Background and aims: Colorectal cancer (CRC) is one of the leading causes of cancer-related mortality. Colonoscopy is the diagnostic gold standard, although its performance in symptomatic patients is limited. During the COVID-19 pandemic, the AEG-SEED societies proposed a clinical prioritization system. The aim of this study was to validate its diagnostic performance in detecting clinically relevant lesions (CRLs), including CRC, and to compare it with the fecal immunochemical test (FIT).

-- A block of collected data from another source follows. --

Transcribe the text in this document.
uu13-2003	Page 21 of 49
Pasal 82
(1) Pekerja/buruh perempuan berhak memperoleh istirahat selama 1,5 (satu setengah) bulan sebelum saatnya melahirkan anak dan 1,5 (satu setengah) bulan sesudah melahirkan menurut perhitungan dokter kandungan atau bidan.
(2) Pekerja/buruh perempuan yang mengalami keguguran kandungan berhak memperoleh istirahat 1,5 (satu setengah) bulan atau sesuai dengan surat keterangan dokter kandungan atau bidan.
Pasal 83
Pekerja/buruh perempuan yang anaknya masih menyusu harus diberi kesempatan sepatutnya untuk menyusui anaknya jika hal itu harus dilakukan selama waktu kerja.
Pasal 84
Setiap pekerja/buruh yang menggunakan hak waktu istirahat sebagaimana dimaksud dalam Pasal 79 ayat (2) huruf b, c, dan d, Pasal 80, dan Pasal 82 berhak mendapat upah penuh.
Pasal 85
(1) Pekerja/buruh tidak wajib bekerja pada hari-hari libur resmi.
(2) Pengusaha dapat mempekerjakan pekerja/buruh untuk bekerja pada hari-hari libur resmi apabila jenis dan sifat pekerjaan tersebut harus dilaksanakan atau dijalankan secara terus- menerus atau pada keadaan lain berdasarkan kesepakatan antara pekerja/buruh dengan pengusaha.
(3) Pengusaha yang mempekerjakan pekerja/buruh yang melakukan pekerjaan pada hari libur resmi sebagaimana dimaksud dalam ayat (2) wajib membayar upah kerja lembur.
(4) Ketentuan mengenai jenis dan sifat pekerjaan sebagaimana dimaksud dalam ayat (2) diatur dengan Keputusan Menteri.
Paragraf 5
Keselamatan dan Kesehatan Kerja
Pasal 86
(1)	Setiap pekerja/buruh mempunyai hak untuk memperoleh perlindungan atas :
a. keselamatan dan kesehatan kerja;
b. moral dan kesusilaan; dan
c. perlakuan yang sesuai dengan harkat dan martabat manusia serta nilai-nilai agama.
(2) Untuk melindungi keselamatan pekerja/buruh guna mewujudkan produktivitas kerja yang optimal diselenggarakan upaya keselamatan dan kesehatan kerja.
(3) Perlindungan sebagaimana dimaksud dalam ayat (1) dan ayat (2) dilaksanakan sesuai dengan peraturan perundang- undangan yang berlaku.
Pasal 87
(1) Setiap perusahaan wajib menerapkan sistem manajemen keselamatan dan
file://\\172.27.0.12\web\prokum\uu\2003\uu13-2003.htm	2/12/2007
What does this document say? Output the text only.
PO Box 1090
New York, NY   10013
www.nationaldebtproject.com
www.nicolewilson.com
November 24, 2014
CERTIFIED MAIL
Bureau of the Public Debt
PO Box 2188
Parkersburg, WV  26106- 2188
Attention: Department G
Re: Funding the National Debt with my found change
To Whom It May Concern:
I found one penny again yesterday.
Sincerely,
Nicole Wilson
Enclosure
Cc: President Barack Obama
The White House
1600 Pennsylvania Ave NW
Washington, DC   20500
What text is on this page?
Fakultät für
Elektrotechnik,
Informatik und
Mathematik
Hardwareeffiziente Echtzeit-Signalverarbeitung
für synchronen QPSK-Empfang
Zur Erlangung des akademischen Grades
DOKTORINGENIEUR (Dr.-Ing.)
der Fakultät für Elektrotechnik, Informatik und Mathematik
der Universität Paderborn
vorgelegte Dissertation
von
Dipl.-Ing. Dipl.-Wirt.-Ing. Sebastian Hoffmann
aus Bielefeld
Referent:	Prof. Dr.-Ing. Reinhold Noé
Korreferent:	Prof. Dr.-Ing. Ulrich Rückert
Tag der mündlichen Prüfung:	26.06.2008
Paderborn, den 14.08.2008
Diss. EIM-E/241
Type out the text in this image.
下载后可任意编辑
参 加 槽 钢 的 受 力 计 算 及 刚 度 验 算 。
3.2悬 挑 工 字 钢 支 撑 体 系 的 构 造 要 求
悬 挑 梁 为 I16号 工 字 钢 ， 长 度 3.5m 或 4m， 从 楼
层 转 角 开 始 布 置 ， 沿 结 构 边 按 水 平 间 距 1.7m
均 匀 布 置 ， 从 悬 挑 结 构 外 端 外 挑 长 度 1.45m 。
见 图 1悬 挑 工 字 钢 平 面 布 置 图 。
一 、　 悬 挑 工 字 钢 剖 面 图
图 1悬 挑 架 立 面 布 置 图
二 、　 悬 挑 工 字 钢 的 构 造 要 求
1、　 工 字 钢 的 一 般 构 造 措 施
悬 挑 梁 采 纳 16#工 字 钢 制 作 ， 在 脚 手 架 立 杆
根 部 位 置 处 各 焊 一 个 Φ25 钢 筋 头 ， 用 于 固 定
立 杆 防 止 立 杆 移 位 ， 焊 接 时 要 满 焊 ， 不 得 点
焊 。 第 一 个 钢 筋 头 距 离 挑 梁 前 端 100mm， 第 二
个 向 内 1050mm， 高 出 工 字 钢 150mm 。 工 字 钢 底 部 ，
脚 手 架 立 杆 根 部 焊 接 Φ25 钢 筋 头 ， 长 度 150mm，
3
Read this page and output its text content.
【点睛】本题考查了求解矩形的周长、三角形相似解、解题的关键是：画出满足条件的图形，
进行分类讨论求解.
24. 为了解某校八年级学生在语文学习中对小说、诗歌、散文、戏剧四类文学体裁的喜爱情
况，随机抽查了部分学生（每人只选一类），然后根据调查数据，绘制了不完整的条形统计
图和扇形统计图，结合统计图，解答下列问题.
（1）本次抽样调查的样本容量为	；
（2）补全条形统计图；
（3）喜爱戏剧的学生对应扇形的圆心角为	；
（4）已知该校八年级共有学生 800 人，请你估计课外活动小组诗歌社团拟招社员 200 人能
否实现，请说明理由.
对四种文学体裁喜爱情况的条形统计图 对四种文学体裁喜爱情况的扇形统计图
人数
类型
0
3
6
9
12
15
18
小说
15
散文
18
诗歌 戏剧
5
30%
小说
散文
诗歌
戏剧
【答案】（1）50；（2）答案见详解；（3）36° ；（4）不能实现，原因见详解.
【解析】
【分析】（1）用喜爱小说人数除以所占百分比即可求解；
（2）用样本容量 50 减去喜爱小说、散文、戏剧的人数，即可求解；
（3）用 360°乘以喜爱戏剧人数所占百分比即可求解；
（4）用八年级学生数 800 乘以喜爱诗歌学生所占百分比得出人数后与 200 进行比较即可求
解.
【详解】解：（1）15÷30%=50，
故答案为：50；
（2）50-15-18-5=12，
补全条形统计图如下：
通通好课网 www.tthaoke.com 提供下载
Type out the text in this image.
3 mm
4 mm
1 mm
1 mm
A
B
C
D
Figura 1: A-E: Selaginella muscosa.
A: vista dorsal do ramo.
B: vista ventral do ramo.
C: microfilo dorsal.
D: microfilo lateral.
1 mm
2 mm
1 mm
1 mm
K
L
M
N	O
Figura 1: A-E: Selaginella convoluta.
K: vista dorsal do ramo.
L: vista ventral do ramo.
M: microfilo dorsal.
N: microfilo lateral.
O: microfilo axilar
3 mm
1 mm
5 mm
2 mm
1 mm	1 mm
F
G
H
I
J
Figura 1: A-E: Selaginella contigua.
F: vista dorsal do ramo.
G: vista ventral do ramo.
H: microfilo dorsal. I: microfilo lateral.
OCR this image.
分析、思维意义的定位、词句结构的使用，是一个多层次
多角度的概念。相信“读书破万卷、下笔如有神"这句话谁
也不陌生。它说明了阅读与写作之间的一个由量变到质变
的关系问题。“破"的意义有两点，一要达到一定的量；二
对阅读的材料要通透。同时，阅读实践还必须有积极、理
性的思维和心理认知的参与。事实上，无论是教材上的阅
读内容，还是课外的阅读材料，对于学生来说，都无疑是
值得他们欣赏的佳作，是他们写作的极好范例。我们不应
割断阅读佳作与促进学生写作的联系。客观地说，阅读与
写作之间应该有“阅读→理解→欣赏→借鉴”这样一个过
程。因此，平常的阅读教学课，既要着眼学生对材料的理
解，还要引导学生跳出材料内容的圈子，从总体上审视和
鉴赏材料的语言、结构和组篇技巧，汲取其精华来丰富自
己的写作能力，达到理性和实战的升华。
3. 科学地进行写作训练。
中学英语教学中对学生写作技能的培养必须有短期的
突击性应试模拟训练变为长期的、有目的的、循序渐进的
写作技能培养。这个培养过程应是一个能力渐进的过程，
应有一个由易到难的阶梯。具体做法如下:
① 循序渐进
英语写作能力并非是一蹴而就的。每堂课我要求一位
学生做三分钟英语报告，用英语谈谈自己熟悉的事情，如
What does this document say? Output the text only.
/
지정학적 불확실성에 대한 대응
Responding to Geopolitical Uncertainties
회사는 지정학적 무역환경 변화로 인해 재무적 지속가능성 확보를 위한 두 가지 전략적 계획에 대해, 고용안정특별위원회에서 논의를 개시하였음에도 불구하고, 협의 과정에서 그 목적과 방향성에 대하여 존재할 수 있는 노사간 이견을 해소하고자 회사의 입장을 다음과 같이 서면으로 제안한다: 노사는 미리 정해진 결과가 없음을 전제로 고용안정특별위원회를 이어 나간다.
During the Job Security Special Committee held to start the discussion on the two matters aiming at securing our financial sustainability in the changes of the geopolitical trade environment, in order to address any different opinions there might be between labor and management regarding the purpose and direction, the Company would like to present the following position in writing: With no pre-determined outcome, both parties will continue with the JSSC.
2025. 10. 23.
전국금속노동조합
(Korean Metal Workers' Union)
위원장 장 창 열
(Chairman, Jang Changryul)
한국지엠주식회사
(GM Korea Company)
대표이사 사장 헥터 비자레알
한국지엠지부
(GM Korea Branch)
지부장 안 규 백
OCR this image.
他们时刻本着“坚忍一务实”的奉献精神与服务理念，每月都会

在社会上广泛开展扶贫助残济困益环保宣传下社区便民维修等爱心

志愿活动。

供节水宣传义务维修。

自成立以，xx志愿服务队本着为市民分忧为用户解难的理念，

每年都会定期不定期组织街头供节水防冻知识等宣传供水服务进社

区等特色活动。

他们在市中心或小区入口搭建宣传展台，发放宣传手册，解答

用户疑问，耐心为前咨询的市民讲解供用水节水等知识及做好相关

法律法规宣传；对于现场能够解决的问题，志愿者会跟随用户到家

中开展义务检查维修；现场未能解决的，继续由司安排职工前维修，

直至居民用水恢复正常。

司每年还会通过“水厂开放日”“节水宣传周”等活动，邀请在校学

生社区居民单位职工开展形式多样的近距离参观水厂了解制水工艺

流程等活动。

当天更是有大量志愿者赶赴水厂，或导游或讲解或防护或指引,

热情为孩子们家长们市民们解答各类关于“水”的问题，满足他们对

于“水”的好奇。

Patients and methods: A national multicenter retrospective study was conducted in 12 Spanish hospitals. A total of 1078 adult patients with digestive symptoms attended between April and December 2020 were included. Colonoscopies were prospectively classified according to priority levels (P1, P2, P3).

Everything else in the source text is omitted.